Excerpts from You Can Hear Me Now


 Preface: In the Hands of People
Chapter 1: Connectivity is Productivity
 Chapter 3: Cell Phone as Cow
 Chapter 7: Wildfire at the Bottom of the Pyramid
 Chapter 8: Cell Phone as Wallet
 Chapter 11: Eyeing the Dhaka Stock Exchange
 Table of Contents / Index

Travelers clearing customs at Dhaka International Airport in Bangladesh are greeted by three signs–one for Bangladeshi passport holders, one for foreign passport holders, and one for Foreign Investors. The first two lines are jammed and–there is no third line. Foreign investors aren’t exactly swarming one of the poorest and most corrupt countries in the world.

While I waited for my bags, I turned on my cellphone. In a few seconds it displayed the name of the local network operator, GrameenPhone. That was gratifying, because I had come to Bangladesh to visit Iqbal Quadir, who had spearheaded the design and development of GrameenPhone. I had heard so much about this mystical company in a land that was once virtually phone-free, it was reassuring to see how quickly the carrier popped up on my American phone. Reassuring and amazing–that you can travel from the richest country in the world to one of the poorest, from a country with one of the highest telephone penetration rates to one with one of the lowest, and use the same phone.

Arriving in the predawn hours after a long flight from London in January, 2005, I made no immediate link between the Foreign Investors sign and the GrameenPhone network connection, but of course there’s a clear one to be made: GrameenPhone would not have been possible without foreign investors.

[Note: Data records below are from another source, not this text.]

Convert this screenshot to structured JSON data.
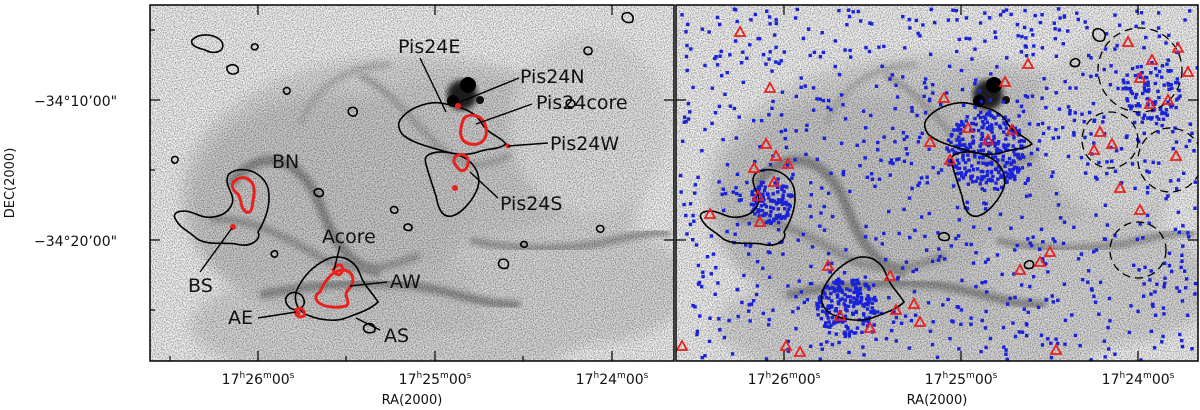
{
  "figure": {
    "y_axis_title": "DEC(2000)",
    "x_axis_title": "RA(2000)",
    "dec_ticks": [
      {
        "deg": "−34",
        "min": "10",
        "sec": "00",
        "unit_sec": "\"",
        "label": "−34°10’00\""
      },
      {
        "deg": "−34",
        "min": "20",
        "sec": "00",
        "unit_sec": "\"",
        "label": "−34°20’00\""
      }
    ],
    "ra_ticks": [
      {
        "h": "17",
        "m": "26",
        "s": "00"
      },
      {
        "h": "17",
        "m": "25",
        "s": "00"
      },
      {
        "h": "17",
        "m": "24",
        "s": "00"
      }
    ],
    "region_labels": [
      "Pis24E",
      "Pis24N",
      "Pis24core",
      "Pis24W",
      "Pis24S",
      "BN",
      "BS",
      "Acore",
      "AW",
      "AE",
      "AS"
    ]
  },
  "colors": {
    "contour": "#000000",
    "core_contour": "#e8211f",
    "stars": "#1a22d8",
    "triangles": "#e8211f"
  }
}
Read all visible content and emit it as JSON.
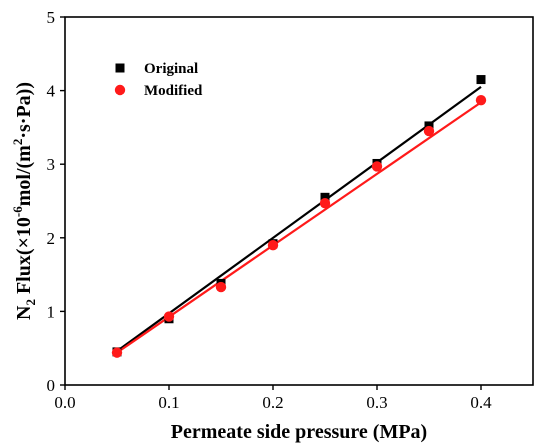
{
  "chart_data": {
    "type": "scatter",
    "xlabel": "Permeate side pressure (MPa)",
    "ylabel": {
      "prefix": "N",
      "sub": "2",
      "mid1": " Flux(×10",
      "exp1": "-6",
      "mid2": "mol/(m",
      "exp2": "2",
      "suffix": "·s·Pa))"
    },
    "xlim": [
      0.0,
      0.45
    ],
    "ylim": [
      0,
      5
    ],
    "xticks": [
      "0.0",
      "0.1",
      "0.2",
      "0.3",
      "0.4"
    ],
    "yticks": [
      "0",
      "1",
      "2",
      "3",
      "4",
      "5"
    ],
    "legend_position": "top-left",
    "series": [
      {
        "name": "Original",
        "marker": "square",
        "color": "#000000",
        "x": [
          0.05,
          0.1,
          0.15,
          0.2,
          0.25,
          0.3,
          0.35,
          0.4
        ],
        "y": [
          0.45,
          0.9,
          1.38,
          1.92,
          2.55,
          3.01,
          3.52,
          4.15
        ],
        "fit": {
          "x": [
            0.05,
            0.4
          ],
          "y": [
            0.46,
            4.05
          ]
        }
      },
      {
        "name": "Modified",
        "marker": "circle",
        "color": "#ff1a1a",
        "x": [
          0.05,
          0.1,
          0.15,
          0.2,
          0.25,
          0.3,
          0.35,
          0.4
        ],
        "y": [
          0.44,
          0.93,
          1.33,
          1.9,
          2.47,
          2.97,
          3.45,
          3.87
        ],
        "fit": {
          "x": [
            0.05,
            0.4
          ],
          "y": [
            0.44,
            3.84
          ]
        }
      }
    ]
  }
}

In 1993, when Quadir first began thinking about ways to build a universal cellular network in Bangladesh, more than half of its 120 million people (now 152 million) lived on less than $1 a day. GDP per capita was $220. The adult literacy rate was 37%. Foreign direct investment (FDI) totaled a mere $3 million a year. Eighty percent of the country had no electricity. There was no Foreign Investors sign at the airport.

With a mere two phones for every 1,000 people, Bangladesh’s tele-poverty rivaled that of Nepal. Only the capital and largest city, Dhaka, and Chittagong, the second city, had phone service, to use the term loosely. If you knew the right people, you could get a phone in five years; if not, 10 was the norm. The completion rate on calls was around 20%, about what you’d expect from an Army field telephone in World War I. Taking a rickshaw ride through crowded streets to talk to someone in person, breathing the noxious exhaust of outboard motors powering the 3-wheeled “tuk-tuks” (they now run on natural gas), was a much more effective way to communicate than through phone. The saw in Dhaka was, First you get phone service, then you build your house around it. In 2005, a Dhaka newspaper ran the story of a man who just received a fixed-phone line after a 27-year wait. He was a young man when he applied, and now he’s 60.

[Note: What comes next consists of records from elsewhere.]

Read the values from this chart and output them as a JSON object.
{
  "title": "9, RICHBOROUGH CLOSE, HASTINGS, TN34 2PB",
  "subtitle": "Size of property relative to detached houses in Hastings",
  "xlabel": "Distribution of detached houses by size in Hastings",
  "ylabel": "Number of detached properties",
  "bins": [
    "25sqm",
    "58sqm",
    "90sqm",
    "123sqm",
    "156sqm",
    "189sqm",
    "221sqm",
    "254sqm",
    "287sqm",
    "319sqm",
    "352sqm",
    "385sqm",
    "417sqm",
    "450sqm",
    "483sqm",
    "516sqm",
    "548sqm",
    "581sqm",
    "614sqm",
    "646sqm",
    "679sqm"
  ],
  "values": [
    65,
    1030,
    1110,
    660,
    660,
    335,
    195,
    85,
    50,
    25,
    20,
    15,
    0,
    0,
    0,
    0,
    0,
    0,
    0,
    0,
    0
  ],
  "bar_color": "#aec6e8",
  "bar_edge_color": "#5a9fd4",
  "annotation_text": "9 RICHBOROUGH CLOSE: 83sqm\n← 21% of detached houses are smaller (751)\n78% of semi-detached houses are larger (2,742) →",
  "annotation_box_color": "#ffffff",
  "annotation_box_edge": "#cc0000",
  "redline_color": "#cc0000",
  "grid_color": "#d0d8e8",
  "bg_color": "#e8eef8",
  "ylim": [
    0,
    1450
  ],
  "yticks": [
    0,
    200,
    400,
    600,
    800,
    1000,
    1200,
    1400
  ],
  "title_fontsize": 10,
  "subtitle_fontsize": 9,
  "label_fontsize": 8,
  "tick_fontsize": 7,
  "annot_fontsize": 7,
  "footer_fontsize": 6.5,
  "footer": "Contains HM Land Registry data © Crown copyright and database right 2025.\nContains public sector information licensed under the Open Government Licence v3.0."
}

“I’m not sure why it has taken so long to get my telephone connected,” Mohammed Ismail told BBC News. “I suppose it’s because I’m an ordinary customer who didn’t pay bribes.” That is Bangladesh in a nutshell.

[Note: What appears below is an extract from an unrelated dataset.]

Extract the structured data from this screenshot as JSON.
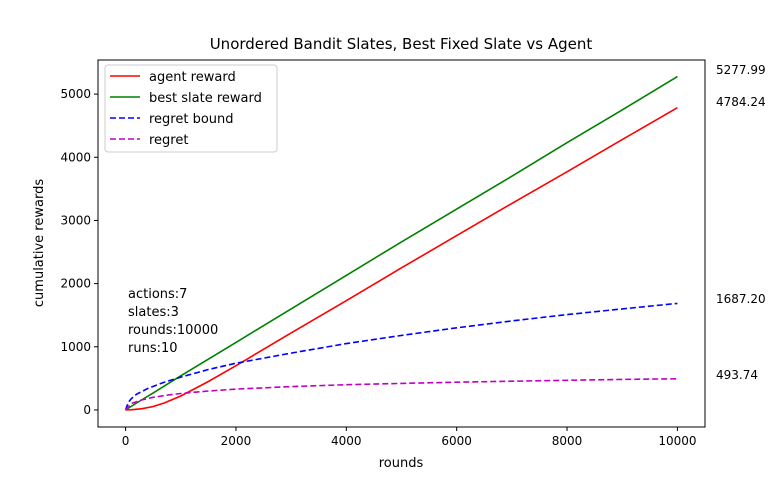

There were, and are, positives. Bangladesh is democratic, even though its government is consistently ranked as one of the most corrupt countries in the world by Transparency International. Women are more modern than in any other Muslim country and the fertility rate dropped from 6.6 in 1975 to 3.1 in 2000. Many work (in the garment industry) and buck Muslim fashion constraints (no burkas). Two women have alternated as Prime Minister since 1991. (They are mortal enemies and defy each other’s efforts to lead, but that is a different problem.) The country has been relatively peaceful, compared to, say, Indonesia or Pakistan, except for occasional political murders and incessant hartals, or political strikes. Synchronized bombings across Bangladesh in 2005 and 2006 were a disconcerting signal that Islamic fundamentalists, who want to install Islamic law over the current British common law system, are now operating on the fringes, but they appear to have little traction. The country is rich in natural gas, exports are up to 14% of GDP,the economy has been growing at 5% or better for the last five years.

Bangladeshis are incredibly hard working. “How can people work so hard and be so poor?” one of my Bangladeshi guides asked me as we drove through the crowded streets of Dhaka and watched a whirlwind of commerce in wall-to-wall shops at 11 P.M. Good question, one that Quadir has been thinking about for years.